Your pet's annual vet check-up will include a total physical exam, with a thorough investigation of your pet's head, body and tail, and all his assorted cavities. Because even the most cooperative pet may not readily go-along with a tooth and gum brushing, an annual cleaning by your veterinarian maybe in order. Like you, your pet can lose his teeth due to decay and neglect.
It's a good idea to keep an accurate medical diary not only of the procedures and vaccinations your pet receives at the vet, but also of notes on things like your pet's elimination habits and any physical changes or unusual occurrences. Keep track of small shifts in your pet's behavior, including urinary marking habits and mood swings, along with diet and routine modifications. Take this notebook when you visit the vet. These seemingly unrelated occurrences may help explain results of your pet's medical tests.

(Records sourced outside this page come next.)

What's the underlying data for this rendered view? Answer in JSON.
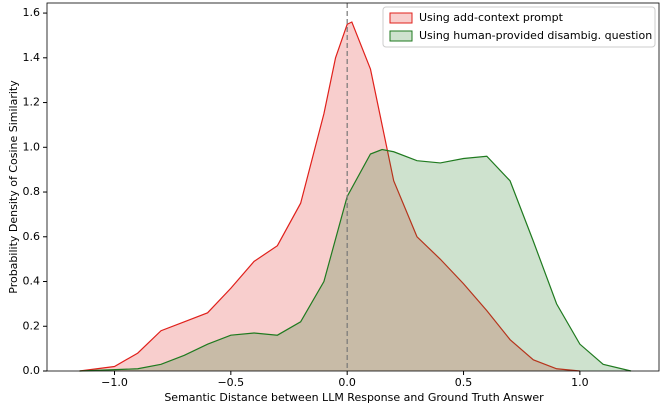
{
  "chart_data": {
    "type": "kde",
    "xlabel": "Semantic Distance between LLM Response and Ground Truth Answer",
    "ylabel": "Probability Density of Cosine Similarity",
    "xlim": [
      -1.29,
      1.34
    ],
    "ylim": [
      0,
      1.645
    ],
    "xticks": [
      {
        "value": -1,
        "label": "−1.0"
      },
      {
        "value": -0.5,
        "label": "−0.5"
      },
      {
        "value": 0,
        "label": "0.0"
      },
      {
        "value": 0.5,
        "label": "0.5"
      },
      {
        "value": 1,
        "label": "1.0"
      }
    ],
    "yticks": [
      {
        "value": 0,
        "label": "0.0"
      },
      {
        "value": 0.2,
        "label": "0.2"
      },
      {
        "value": 0.4,
        "label": "0.4"
      },
      {
        "value": 0.6,
        "label": "0.6"
      },
      {
        "value": 0.8,
        "label": "0.8"
      },
      {
        "value": 1,
        "label": "1.0"
      },
      {
        "value": 1.2,
        "label": "1.2"
      },
      {
        "value": 1.4,
        "label": "1.4"
      },
      {
        "value": 1.6,
        "label": "1.6"
      }
    ],
    "vline": 0,
    "legend": "upper right",
    "series": [
      {
        "name": "Using add-context prompt",
        "color": "#e0201b",
        "x": [
          -1.15,
          -1.0,
          -0.9,
          -0.8,
          -0.7,
          -0.6,
          -0.5,
          -0.4,
          -0.3,
          -0.2,
          -0.1,
          -0.05,
          0.0,
          0.02,
          0.1,
          0.2,
          0.3,
          0.4,
          0.5,
          0.6,
          0.7,
          0.8,
          0.9,
          1.0
        ],
        "values": [
          0,
          0.02,
          0.08,
          0.18,
          0.22,
          0.26,
          0.37,
          0.49,
          0.56,
          0.75,
          1.15,
          1.4,
          1.55,
          1.56,
          1.35,
          0.85,
          0.6,
          0.5,
          0.39,
          0.27,
          0.14,
          0.05,
          0.01,
          0
        ]
      },
      {
        "name": "Using human-provided disambig. question",
        "color": "#1f7a1f",
        "x": [
          -1.15,
          -0.9,
          -0.8,
          -0.7,
          -0.6,
          -0.5,
          -0.4,
          -0.3,
          -0.2,
          -0.1,
          0.0,
          0.1,
          0.15,
          0.2,
          0.3,
          0.4,
          0.5,
          0.6,
          0.7,
          0.8,
          0.9,
          1.0,
          1.1,
          1.22
        ],
        "values": [
          0,
          0.01,
          0.03,
          0.07,
          0.12,
          0.16,
          0.17,
          0.16,
          0.22,
          0.4,
          0.78,
          0.97,
          0.99,
          0.98,
          0.94,
          0.93,
          0.95,
          0.96,
          0.85,
          0.58,
          0.3,
          0.12,
          0.03,
          0
        ]
      }
    ]
  }
}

Also, if you need to change vets, it's good to have this journal to provide a complete medical history.
Choose a veterinarian who is compassionate and willing to explain all the procedures your pet undergoes. Try to find a vet with whom both you and your pet feel comfortable. Try to have it convenient, choose a clinic with qualified staff and facilities to undertake surgery and perform procedures requiring anesthesia, such as teeth cleaning. An estimate can be provided by the veterinarian, but may not always reflect the final cost of major procedures.

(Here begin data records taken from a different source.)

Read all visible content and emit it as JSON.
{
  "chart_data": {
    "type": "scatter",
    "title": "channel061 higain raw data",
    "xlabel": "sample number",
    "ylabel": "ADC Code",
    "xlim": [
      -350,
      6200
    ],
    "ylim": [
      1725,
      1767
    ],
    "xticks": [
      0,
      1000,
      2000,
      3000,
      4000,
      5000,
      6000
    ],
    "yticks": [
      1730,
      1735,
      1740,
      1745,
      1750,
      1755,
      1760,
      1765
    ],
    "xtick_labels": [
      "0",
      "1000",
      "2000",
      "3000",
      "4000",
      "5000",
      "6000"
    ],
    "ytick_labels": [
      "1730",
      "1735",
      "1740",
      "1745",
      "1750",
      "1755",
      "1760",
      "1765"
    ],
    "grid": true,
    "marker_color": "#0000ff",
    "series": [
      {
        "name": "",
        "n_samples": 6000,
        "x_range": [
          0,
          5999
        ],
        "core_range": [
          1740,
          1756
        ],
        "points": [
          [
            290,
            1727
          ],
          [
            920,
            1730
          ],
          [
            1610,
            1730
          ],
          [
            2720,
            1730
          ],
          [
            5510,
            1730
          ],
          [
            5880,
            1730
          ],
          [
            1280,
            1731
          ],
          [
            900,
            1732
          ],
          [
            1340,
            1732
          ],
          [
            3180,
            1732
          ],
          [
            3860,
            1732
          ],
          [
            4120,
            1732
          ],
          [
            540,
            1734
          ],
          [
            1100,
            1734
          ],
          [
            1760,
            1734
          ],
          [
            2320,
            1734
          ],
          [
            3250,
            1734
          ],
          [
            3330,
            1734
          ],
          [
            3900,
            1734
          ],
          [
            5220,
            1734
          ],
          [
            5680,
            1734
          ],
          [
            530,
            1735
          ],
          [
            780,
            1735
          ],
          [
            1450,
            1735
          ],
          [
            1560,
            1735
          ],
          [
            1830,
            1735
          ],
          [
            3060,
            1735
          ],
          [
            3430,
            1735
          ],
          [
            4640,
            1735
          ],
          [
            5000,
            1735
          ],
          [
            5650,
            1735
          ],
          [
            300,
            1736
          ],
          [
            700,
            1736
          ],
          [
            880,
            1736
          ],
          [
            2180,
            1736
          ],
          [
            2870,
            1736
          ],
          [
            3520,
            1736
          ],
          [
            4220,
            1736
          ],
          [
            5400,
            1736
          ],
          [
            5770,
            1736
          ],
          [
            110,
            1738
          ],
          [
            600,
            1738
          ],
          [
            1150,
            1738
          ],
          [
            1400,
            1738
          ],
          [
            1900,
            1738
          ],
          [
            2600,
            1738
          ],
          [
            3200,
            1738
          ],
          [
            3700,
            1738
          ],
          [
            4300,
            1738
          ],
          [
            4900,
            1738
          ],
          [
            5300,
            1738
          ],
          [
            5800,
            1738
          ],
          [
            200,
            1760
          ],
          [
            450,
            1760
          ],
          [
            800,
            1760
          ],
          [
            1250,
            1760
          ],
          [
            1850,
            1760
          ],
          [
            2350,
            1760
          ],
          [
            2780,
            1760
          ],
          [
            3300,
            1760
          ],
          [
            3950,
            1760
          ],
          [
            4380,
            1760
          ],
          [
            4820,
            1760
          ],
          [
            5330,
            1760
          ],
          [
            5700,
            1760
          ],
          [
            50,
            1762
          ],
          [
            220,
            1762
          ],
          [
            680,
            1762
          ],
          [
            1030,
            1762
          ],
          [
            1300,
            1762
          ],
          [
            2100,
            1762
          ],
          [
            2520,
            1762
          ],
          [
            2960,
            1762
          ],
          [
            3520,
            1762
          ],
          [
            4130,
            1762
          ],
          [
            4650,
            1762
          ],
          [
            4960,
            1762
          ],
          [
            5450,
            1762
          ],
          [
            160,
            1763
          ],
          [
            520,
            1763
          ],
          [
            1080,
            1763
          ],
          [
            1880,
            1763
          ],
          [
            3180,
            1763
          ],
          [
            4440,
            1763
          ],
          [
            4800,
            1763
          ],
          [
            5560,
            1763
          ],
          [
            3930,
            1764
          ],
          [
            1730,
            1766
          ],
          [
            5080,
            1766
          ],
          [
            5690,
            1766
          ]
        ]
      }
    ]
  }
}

Because of the general risks inherent to anesthesia, especially for very old, very young or very ill pets, your veterinarian may suggest a few exams, X-rays and lab work of blood and urine, to help diagnose your pet's health issue. Major surgeries may require IV drip fluids (especially for older, large or ill animals; antibiotics may be necessary before and after to fight off infection. An e-collar (aka "the cone-of-shame") is always advised post-surgery to prevent your pet from licking or chewing at the incision site. It is also very important to restricted activity post-surgery. If your pet is too active, sutures could dehisce, a seroma may occur and additional surgical repair may be required.